Andrew Coyne, inherently more dapper than the relatively disheveled ex-pat debaters, can only turn on the indifference. To him, our weakness isn’t our strength, or strength isn’t our weakness — rather, our weakness is our weakness.

With plenty of his own opinions to throw into the fray — between fielding a live question from the ex-Governor-General and reading others — Gladwell asks Coyne, “Do you want to switch places?”

And, lastly, it comes around to what an audience member terms “The Michael Ignatieff Question.” Namely, what’s it going to take for these writers to return?

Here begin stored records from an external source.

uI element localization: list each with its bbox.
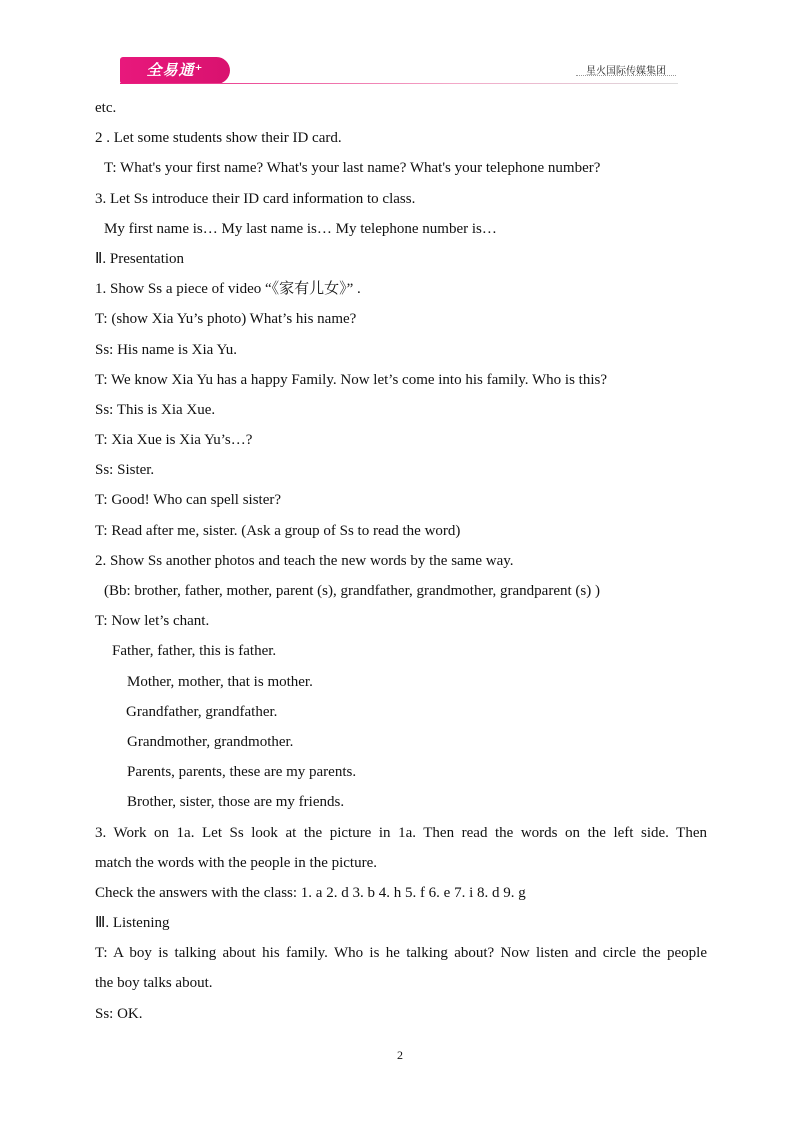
text-line: T: (show Xia Yu’s photo) What’s his name? (95, 311, 357, 328)
text-line: (Bb: brother, father, mother, parent (s), grandfather, grandmother, grandparent (s) ) (104, 583, 600, 599)
text-line: T: Now let’s chant. (95, 613, 210, 630)
publisher-name: 星火国际传媒集团 (586, 66, 666, 77)
text-line: T: Good! Who can spell sister? (95, 492, 282, 509)
text-line: Check the answers with the class: 1. a 2. d 3. b 4. h 5. f 6. e 7. i 8. d 9. g (95, 884, 526, 901)
text-line: T: What's your first name? What's your last name? What's your telephone number? (104, 160, 601, 177)
text-line: T: A boy is talking about his family. Who is he talking about? Now listen and circle the people (95, 945, 707, 962)
page-header (0, 0, 800, 90)
text-line: Ⅱ. Presentation (95, 250, 185, 267)
text-line: the boy talks about. (95, 975, 213, 992)
text-line: Ss: Sister. (95, 462, 155, 479)
text-line: Ss: His name is Xia Yu. (95, 341, 237, 358)
text-line: 3. Work on 1a. Let Ss look at the picture in 1a. Then read the words on the left side. Then (95, 824, 707, 841)
text-line: T: We know Xia Yu has a happy Family. Now let’s come into his family. Who is this? (95, 371, 608, 388)
text-line: Parents, parents, these are my parents. (127, 764, 357, 781)
text-line: etc. (95, 100, 117, 116)
text-line: Brother, sister, those are my friends. (127, 794, 345, 811)
text-line: Ss: OK. (95, 1005, 143, 1022)
text-line: Father, father, this is father. (112, 643, 277, 660)
text-line: Grandmother, grandmother. (127, 733, 294, 750)
brand-logo: 全易通⁺ (120, 57, 230, 84)
text-line: Ss: This is Xia Xue. (95, 401, 216, 418)
header-divider (120, 83, 678, 84)
text-line: 2 . Let some students show their ID card. (95, 130, 342, 147)
text-line: T: Xia Xue is Xia Yu’s…? (95, 432, 253, 449)
text-line: match the words with the people in the picture. (95, 854, 378, 871)
text-line: 1. Show Ss a piece of video “《家有儿女》” . (95, 281, 361, 298)
text-line: Ⅲ. Listening (95, 915, 170, 932)
text-line: Grandfather, grandfather. (126, 703, 278, 720)
publisher-subtitle-rule (576, 75, 676, 79)
page-number: 2 (397, 1048, 403, 1062)
document-body (95, 93, 707, 1029)
text-line: 3. Let Ss introduce their ID card information to class. (95, 190, 416, 207)
text-line: 2. Show Ss another photos and teach the new words by the same way. (95, 552, 514, 569)
text-line: My first name is… My last name is… My telephone number is… (104, 220, 497, 237)
text-line: Mother, mother, that is mother. (127, 673, 313, 690)
text-line: T: Read after me, sister. (Ask a group of Ss to read the word) (95, 522, 461, 539)
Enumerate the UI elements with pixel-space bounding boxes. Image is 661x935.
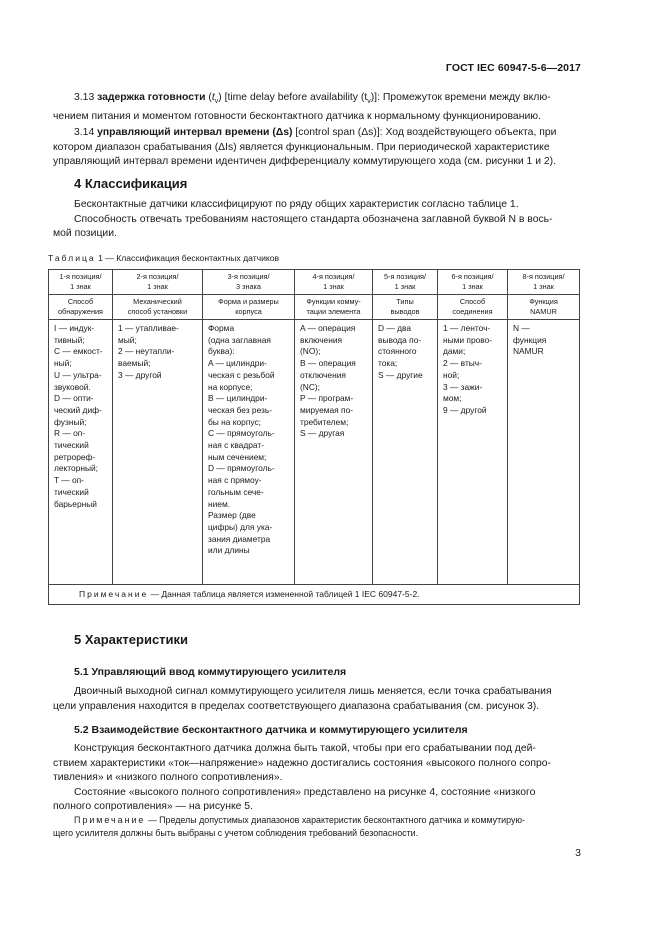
header-cell: Механический способ установки	[113, 295, 203, 320]
table-note: Примечание — Данная таблица является измененной таблицей 1 IEC 60947-5-2.	[49, 585, 580, 605]
body-cell	[508, 320, 580, 585]
section-5-2-title: 5.2 Взаимодействие бесконтактного датчика и коммутирующего усилителя	[74, 724, 468, 736]
page-number: 3	[575, 847, 581, 859]
term-3-14-line2: котором диапазон срабатывания (ΔIs) является функциональным. При периодической характеристике	[53, 141, 550, 153]
cell-line: ная с квадрат-	[208, 440, 264, 451]
cell-line: ческая без резь-	[208, 404, 273, 415]
cell-line: 1 — ленточ-	[443, 323, 491, 333]
cell-line: требителем;	[300, 416, 349, 427]
body-cell	[49, 320, 113, 585]
cell-line: ваемый;	[118, 358, 151, 369]
position-cell: 4-я позиция/ 1 знак	[295, 270, 373, 295]
section-5-2-para1-line2: ствием характеристики «ток—напряжение» надежно достигались состояния «высокого полного сопро-	[53, 757, 551, 769]
body-cell	[373, 320, 438, 585]
cell-line: S — другая	[300, 428, 345, 439]
section-5-1-title: 5.1 Управляющий ввод коммутирующего усилителя	[74, 666, 347, 678]
cell-line: A — операция	[300, 323, 356, 333]
cell-line: фузный;	[54, 416, 87, 427]
term-3-13: 3.13 задержка готовности $(t_v)$ [time delay before availability $(t_v)$]: Промежуток времени между вклю-	[74, 92, 551, 106]
section-5-1-line2: цели управления находится в пределах соответствующего диапазона срабатывания (см. рисунок 3).	[53, 700, 540, 712]
header-cell: Функции комму- тации элемента	[295, 295, 373, 320]
standard-header: ГОСТ IEC 60947-5-6—2017	[445, 62, 581, 74]
table-caption: Таблица 1 — Классификация бесконтактных датчиков	[48, 253, 280, 263]
cell-line: D — прямоуголь-	[208, 463, 275, 474]
table-position-row	[49, 270, 580, 295]
cell-line: D — два	[378, 323, 411, 333]
section-5-2-para2-line1: Состояние «высокого полного сопротивления» представлено на рисунке 4, состояние «низкого	[74, 786, 536, 798]
cell-line: или длины	[208, 545, 250, 556]
section-5-1-line1: Двоичный выходной сигнал коммутирующего усилителя лишь меняется, если точка срабатывания	[74, 686, 552, 697]
cell-line: мый;	[118, 334, 137, 345]
section-4-title: 4 Классификация	[74, 176, 188, 191]
cell-line: 2 — неутапли-	[118, 346, 175, 357]
section-5-1-body	[53, 685, 581, 714]
body-cell	[203, 320, 295, 585]
cell-line: S — другие	[378, 369, 423, 380]
cell-line: ческая с резьбой	[208, 369, 275, 380]
cell-line: лекторный;	[54, 463, 99, 474]
cell-line: дами;	[443, 346, 466, 357]
position-cell: 5-я позиция/ 1 знак	[373, 270, 438, 295]
cell-line: B — цилиндри-	[208, 393, 268, 404]
cell-line: B — операция	[300, 358, 356, 369]
cell-line: ческий диф-	[54, 404, 102, 415]
term-3-14: 3.14 управляющий интервал времени (Δs) [control span (Δs)]: Ход воздействующего объекта, при	[74, 127, 557, 139]
section-4-para-2-line2: мой позиции.	[53, 228, 117, 240]
term-3-13-line2: чением питания и моментом готовности бесконтактного датчика к нормальному функционированию.	[53, 110, 541, 122]
section-4-para-2-line1: Способность отвечать требованиям настоящего стандарта обозначена заглавной буквой N в вось-	[74, 213, 553, 225]
position-cell: 1-я позиция/ 1 знак	[49, 270, 113, 295]
cell-line: (одна заглавная	[208, 334, 271, 345]
cell-line: ная с прямоу-	[208, 475, 262, 486]
cell-line: D — опти-	[54, 393, 94, 404]
section-3-terms	[53, 91, 581, 170]
cell-line: вывода по-	[378, 334, 422, 345]
section-5-2-para2-line2: полного сопротивления» — на рисунке 5.	[53, 801, 253, 813]
cell-line: мируемая по-	[300, 404, 354, 415]
cell-line: отключения	[300, 369, 346, 380]
cell-line: A — цилиндри-	[208, 358, 267, 369]
cell-line: I — индук-	[54, 323, 95, 333]
cell-line: C — емкост-	[54, 346, 103, 357]
cell-line: ными прово-	[443, 334, 493, 345]
cell-line: зания диаметра	[208, 533, 271, 544]
cell-line: на корпусе;	[208, 381, 253, 392]
cell-line: мом;	[443, 393, 462, 404]
cell-line: NAMUR	[513, 346, 544, 357]
table-body-row	[49, 320, 580, 585]
cell-line: ным сечением;	[208, 451, 267, 462]
section-5-2-para1-line1: Конструкция бесконтактного датчика должна быть такой, чтобы при его срабатывании под дей-	[74, 743, 536, 754]
header-cell: Способ обнаружения	[49, 295, 113, 320]
cell-line: C — прямоуголь-	[208, 428, 275, 439]
position-cell: 6-я позиция/ 1 знак	[438, 270, 508, 295]
cell-line: 3 — зажи-	[443, 381, 483, 392]
body-cell	[295, 320, 373, 585]
cell-line: Форма	[208, 323, 235, 333]
section-4-body	[53, 198, 581, 242]
cell-line: барьерный	[54, 498, 97, 509]
cell-line: буква):	[208, 346, 235, 357]
cell-line: U — ультра-	[54, 369, 102, 380]
header-cell: Способ соединения	[438, 295, 508, 320]
term-3-14-name: управляющий интервал времени	[97, 127, 270, 139]
cell-line: (NO);	[300, 346, 321, 357]
cell-line: бы на корпус;	[208, 416, 261, 427]
cell-line: P — програм-	[300, 393, 354, 404]
body-cell	[438, 320, 508, 585]
cell-line: функция	[513, 334, 547, 345]
cell-line: T — оп-	[54, 475, 84, 486]
cell-line: ретрореф-	[54, 451, 96, 462]
term-3-14-line3: управляющий интервал времени идентичен дифференциалу коммутирующего хода (см. рисунки 1 и 2).	[53, 156, 557, 168]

Adam Gopnik, shorter: “One sign of an un-provincial country is that it encourages its young people to go elsewhere in the world — in order to find out what it’s like.”

Malcolm Gladwell, scrawnier: “When I was in university I had a poster of Ronald Reagan in my room. I was the type of person that, in order for Canada to retain its identity — I needed to leave. When I’m ready to conform … I’ll come back.

“The word that is missing in discussions of Canadian identity is excitement.”

And, with that, Gopnik was declared the winner by virtue of louder applause.

Five words that clearly won’t work on the Maclean’s crowd: “It’s not you, it’s me.”